Противъ гр. Крутыхъ кто-то карандашомъ написалъ: — «всегда ночуютъ дѣвочки». Надпись была стерта и размазана, но прочесть ее было можно. Внизу порядка звонковъ стояла подпись съ росчеркомъ: — «зав-квартирой гр. Мурашкинъ.»

Этому Мурашкину было всего восемнадцать лѣтъ. Это былъ вихрастый юноша съ узкимъ плоскимъ лицомъ, недавно окончившiй школу второй ступени, не осилившiй ВУЗ-а. Комсомолецъ съ десяти лѣтъ, надерганный на собранiяхъ, умѣлый организаторъ, онъ, — самый молодой изъ всѣхъ жильцовъ, — совершенно неожиданно и, помнится Борису Николаевичу, единогласно, при пяти воздержавшихся — (это и были Жильцовы и Антонскiе, «недорѣзанные буржуи») — былъ избранъ завѣдующимъ квартирой и установилъ въ ней порядокъ, требуемый общежитiемъ.

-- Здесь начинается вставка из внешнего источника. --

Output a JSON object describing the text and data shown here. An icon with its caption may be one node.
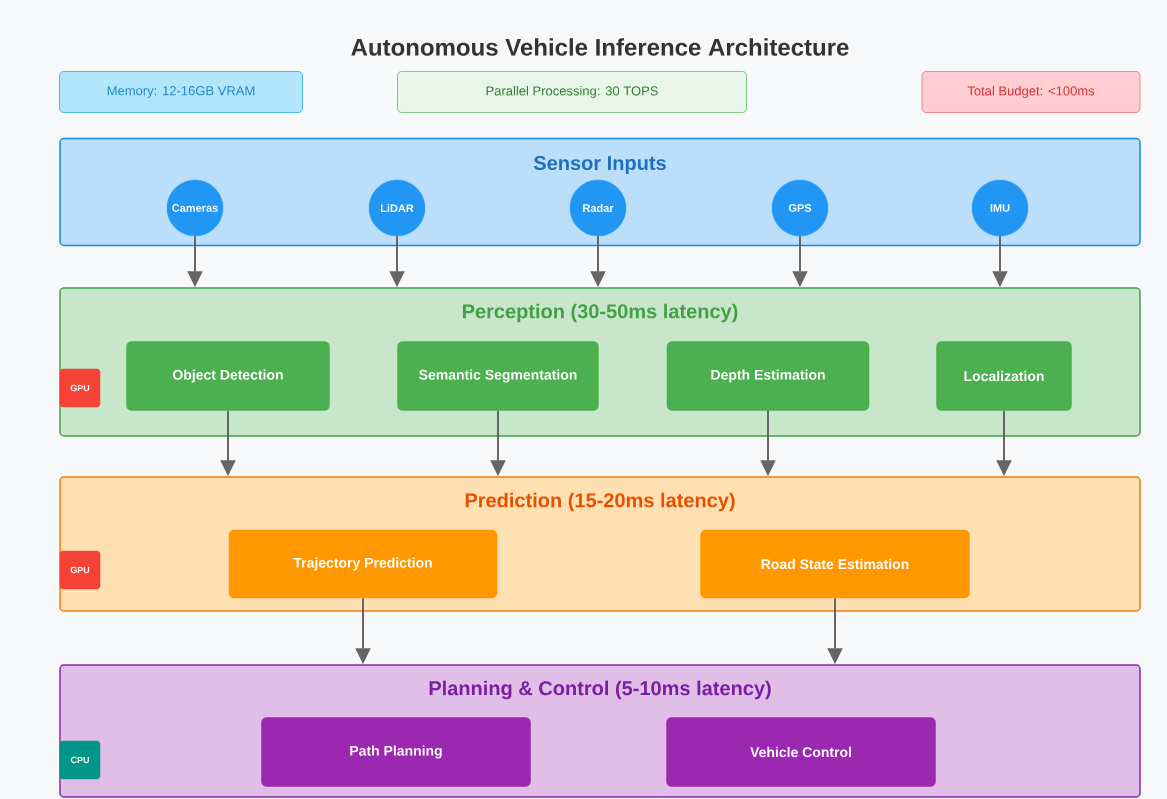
{
  "diagram": {
    "title": "Autonomous Vehicle Inference Architecture",
    "nodes": [
      {
        "text": [
          "Memory: 12-16GB VRAM"
        ]
      },
      {
        "text": [
          "Parallel Processing: 30 TOPS"
        ]
      },
      {
        "text": [
          "Total Budget: <100ms"
        ]
      },
      {
        "text": [
          "Sensor Inputs"
        ]
      },
      {
        "text": [
          "Cameras"
        ],
        "in": 3
      },
      {
        "text": [
          "LiDAR"
        ],
        "in": 3
      },
      {
        "text": [
          "Radar"
        ],
        "in": 3
      },
      {
        "text": [
          "GPS"
        ],
        "in": 3
      },
      {
        "text": [
          "IMU"
        ],
        "in": 3
      },
      {
        "text": [
          "Perception (30-50ms latency)"
        ]
      },
      {
        "text": [
          "GPU"
        ],
        "in": 9
      },
      {
        "text": [
          "Object Detection"
        ],
        "in": 9
      },
      {
        "text": [
          "Semantic Segmentation"
        ],
        "in": 9
      },
      {
        "text": [
          "Depth Estimation"
        ],
        "in": 9
      },
      {
        "text": [
          "Localization"
        ],
        "in": 9
      },
      {
        "text": [
          "Prediction (15-20ms latency)"
        ]
      },
      {
        "text": [
          "GPU"
        ],
        "in": 15
      },
      {
        "text": [
          "Trajectory Prediction"
        ],
        "in": 15
      },
      {
        "text": [
          "Road State Estimation"
        ],
        "in": 15
      },
      {
        "text": [
          "Planning & Control (5-10ms latency)"
        ]
      },
      {
        "text": [
          "CPU"
        ],
        "in": 19
      },
      {
        "text": [
          "Path Planning"
        ],
        "in": 19
      },
      {
        "text": [
          "Vehicle Control"
        ],
        "in": 19
      }
    ],
    "edges": [
      {
        "from": 4,
        "to": 9,
        "arrow": "to"
      },
      {
        "from": 5,
        "to": 9,
        "arrow": "to"
      },
      {
        "from": 6,
        "to": 9,
        "arrow": "to"
      },
      {
        "from": 7,
        "to": 9,
        "arrow": "to"
      },
      {
        "from": 8,
        "to": 9,
        "arrow": "to"
      },
      {
        "from": 11,
        "to": 15,
        "arrow": "to"
      },
      {
        "from": 12,
        "to": 15,
        "arrow": "to"
      },
      {
        "from": 13,
        "to": 15,
        "arrow": "to"
      },
      {
        "from": 14,
        "to": 15,
        "arrow": "to"
      },
      {
        "from": 17,
        "to": 19,
        "arrow": "to"
      },
      {
        "from": 18,
        "to": 19,
        "arrow": "to"
      }
    ]
  }
}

Онъ распредѣлилъ комнаты. Въ бывшемъ кабинетѣ Матвѣя Трофимовича поселился онъ самъ. Въ залѣ, раздѣленной жидкой перегородкой, не доходившей до потолка, на двѣ неравныя части, въ большей ея части съ двумя окнами жили трое Жильцовыхъ и двое Антонскихъ. Сюда была снесена мебель со всей квартиры, все то, что не удалось продать. При помощи шкаповъ, буфета и стараго ковра эта часть залы была разбита на три комнаты. Въ одной, узкой, у окна стояла постель Матвѣя Трофимовича и диванъ, на которомъ спалъ Антонскiй. Далѣе былъ у окна письменный столъ, въ углу умывальникъ и въ эту же часть залы лицевою стороною стоялъ буфетъ. Посерединѣ комнаты былъ обѣденный столъ и пять стульевъ. Комната была настолько загромождена мебелью, что въ ней трудно было двигаться. Въ другой части залы, тоже съ окномъ, стояли спинками къ стѣнѣ, съ узкими проходами между, какъ ставятъ въ пансiонахъ, или въ больницахъ, три постели: — большая Ольги Петровны и двѣ низкихъ и узкихъ дѣвичьихъ постели — Шуры и Жени. Остальная часть этого отдѣленiя была занята тремя шкафами, столомъ и ночными столиками. Въ ней же, въ углу, занавѣшенныя простынями отъ нескромныхъ взоровъ, висѣли иконы. Третья часть помѣщенiя Жильцовыхъ примыкала къ двери, ведущей въ корридоръ и изображала какъ-бы прихожую и складъ вещей.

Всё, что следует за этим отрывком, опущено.